Eintrag von Nitrifikations- und Ureaseinhibitoren ins Grundwasser (INHIBIT)

Laborlysimeter des TZW

Urease- und Nitrtifikationsinhibitoren werden in der landwirtschaftlichen Praxis häufig eingesetzt und z. B. als Zusatzstoffe in der Gülle flächenhaft ausgebracht. Insbesondere Ureasehemmstoffe werden nach den Vorgaben der Düngeverordnung (DüV 2017) künftig voraussichtlich verstärkt eingesetzt werden. Das TZW untersucht die eingesetzten Stoffe hinsichtlich ihres noch unbekannten Umweltverhaltens und bezüglich der Verlagerungskapazität vom Boden ins Grundwasser.

Das Forschungsprojekt „Chancen und Risiken von Nitrifikations- und Ureaseinhibitoren für den Gewässerschutz“ (INHIBIT) zielt darauf ab, Wissenslücken zum Umweltverhalten von Nitrifikations- und Ureaseinhibitoren zu schließen. Dafür werden im Rahmen des Projekts Labor- und Feldversuche durchgeführt.

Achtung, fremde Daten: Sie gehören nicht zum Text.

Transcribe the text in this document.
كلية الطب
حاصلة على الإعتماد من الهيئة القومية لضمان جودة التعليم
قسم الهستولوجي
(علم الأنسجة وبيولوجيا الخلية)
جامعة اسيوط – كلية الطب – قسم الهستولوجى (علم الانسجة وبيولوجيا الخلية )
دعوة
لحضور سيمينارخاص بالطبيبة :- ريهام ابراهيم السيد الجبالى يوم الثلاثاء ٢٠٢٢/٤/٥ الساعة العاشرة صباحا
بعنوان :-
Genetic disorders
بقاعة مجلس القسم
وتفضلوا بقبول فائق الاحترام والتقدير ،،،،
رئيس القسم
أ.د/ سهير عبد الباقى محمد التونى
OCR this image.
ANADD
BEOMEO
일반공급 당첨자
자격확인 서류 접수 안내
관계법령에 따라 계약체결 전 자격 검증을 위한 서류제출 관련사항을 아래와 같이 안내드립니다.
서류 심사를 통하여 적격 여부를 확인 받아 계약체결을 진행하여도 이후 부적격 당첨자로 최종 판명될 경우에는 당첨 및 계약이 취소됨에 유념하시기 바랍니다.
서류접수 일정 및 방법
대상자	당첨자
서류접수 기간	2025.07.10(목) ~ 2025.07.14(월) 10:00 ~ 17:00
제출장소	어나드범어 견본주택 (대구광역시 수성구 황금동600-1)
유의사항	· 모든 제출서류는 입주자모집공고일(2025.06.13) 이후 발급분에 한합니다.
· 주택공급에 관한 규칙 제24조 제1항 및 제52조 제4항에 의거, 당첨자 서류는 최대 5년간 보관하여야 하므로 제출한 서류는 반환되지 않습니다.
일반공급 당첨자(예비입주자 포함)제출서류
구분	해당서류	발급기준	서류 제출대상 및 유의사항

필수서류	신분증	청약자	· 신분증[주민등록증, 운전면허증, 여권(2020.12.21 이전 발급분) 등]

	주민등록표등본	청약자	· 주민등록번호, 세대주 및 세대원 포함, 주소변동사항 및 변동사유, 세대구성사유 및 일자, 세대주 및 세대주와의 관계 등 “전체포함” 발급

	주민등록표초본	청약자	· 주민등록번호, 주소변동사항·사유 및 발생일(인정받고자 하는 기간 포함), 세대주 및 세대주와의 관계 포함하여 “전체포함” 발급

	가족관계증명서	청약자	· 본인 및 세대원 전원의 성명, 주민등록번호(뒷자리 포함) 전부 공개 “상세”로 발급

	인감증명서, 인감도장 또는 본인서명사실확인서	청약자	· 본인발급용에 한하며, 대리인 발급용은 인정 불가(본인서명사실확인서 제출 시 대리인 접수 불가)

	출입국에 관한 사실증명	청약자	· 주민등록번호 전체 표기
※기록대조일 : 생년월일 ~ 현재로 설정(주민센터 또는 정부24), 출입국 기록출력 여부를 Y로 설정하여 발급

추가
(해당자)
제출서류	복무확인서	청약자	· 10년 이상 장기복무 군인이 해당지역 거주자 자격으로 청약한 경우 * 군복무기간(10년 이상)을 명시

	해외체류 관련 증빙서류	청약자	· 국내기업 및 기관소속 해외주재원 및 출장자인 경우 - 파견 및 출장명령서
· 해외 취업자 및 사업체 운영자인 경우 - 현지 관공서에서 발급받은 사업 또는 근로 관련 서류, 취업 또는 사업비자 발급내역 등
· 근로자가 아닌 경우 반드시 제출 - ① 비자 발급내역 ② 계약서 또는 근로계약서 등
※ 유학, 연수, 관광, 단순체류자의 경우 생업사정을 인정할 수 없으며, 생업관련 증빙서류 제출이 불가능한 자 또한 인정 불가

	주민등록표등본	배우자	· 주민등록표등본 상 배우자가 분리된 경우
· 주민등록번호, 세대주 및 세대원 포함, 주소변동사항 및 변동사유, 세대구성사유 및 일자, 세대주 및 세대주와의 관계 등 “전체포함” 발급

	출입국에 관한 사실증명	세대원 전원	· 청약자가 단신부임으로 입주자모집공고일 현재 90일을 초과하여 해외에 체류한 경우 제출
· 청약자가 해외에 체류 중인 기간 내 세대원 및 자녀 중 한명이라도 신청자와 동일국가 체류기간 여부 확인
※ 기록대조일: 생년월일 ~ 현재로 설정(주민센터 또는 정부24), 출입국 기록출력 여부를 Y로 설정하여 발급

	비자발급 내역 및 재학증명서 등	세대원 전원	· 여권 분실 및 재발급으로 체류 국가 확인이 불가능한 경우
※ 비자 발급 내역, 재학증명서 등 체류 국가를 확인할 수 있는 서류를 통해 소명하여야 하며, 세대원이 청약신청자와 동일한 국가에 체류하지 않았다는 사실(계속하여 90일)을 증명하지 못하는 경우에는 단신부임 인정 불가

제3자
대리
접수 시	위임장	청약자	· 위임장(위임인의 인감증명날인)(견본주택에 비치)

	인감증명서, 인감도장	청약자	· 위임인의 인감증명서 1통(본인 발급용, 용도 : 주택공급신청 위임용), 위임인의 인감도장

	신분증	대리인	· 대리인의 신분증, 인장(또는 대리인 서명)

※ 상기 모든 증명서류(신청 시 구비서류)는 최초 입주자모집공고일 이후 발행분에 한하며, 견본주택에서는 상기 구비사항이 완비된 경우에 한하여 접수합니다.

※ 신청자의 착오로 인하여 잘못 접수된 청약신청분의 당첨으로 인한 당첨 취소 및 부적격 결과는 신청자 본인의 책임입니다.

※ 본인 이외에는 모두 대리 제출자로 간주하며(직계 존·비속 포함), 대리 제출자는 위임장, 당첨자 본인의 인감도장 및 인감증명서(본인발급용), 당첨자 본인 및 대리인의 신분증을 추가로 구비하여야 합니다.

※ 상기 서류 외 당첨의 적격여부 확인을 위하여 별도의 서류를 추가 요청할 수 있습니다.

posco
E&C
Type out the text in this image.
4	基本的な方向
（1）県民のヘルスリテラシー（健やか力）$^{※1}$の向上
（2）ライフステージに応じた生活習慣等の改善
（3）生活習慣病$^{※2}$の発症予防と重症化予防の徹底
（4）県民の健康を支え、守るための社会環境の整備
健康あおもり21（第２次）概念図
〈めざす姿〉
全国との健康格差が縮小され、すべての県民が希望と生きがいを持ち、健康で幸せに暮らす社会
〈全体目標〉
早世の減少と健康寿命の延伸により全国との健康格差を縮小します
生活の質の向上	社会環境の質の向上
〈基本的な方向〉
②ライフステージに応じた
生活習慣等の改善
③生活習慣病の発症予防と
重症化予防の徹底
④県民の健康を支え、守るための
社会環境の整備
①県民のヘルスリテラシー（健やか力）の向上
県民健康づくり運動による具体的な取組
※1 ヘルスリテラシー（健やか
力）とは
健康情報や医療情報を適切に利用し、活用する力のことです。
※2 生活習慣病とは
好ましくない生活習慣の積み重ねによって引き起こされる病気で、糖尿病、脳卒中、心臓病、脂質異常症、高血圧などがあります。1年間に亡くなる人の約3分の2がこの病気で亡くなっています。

Zunächst werden die stoffspezifischen Eigenschaften der Parameter aus Literaturstudien und im Labor ermittelt. Das Verlagerungsverhalten der Inhibitoren wird anschließend am TZW in Lysimeterversuchen untersucht. In den Freilandlysimetern können die Stoffe unter natürlichen Klima- und Bodenverhältnissen in den Boden infiltrieren. In einer Laborlysimeteranlage werden unterschiedliche Böden eingesetzt und die Lysimeter anschließend unter kontrollierten Randbedingungen betrieben und die Verlagerung untersucht.

Weiterführend wird am UBA das Verhalten der Stoffe während der Uferfiltration simuliert, während das IfÖL das Verhalten der Inhibitoren auf landwirtschaftlich genutzten Flächen bilanziert.

Aus den Ergebnissen soll das Verlagerungsverhalten von Nitrifikations- und Ureaseinhibitoren mit dem Sickerwasser bewertet werden. Dabei sollen sich Hinweise ergeben, wie persistent die Stoffe im Boden sind und ob sie ein Risiko für das Grundwasser darstellen können.

Aus den Projektergebnissen sollen Handlungsempfehlungen zur Bewertung und zum Einsatz von Nitrifikations- und Ureaseinhibitoren für die Praxis abgeleitet werden.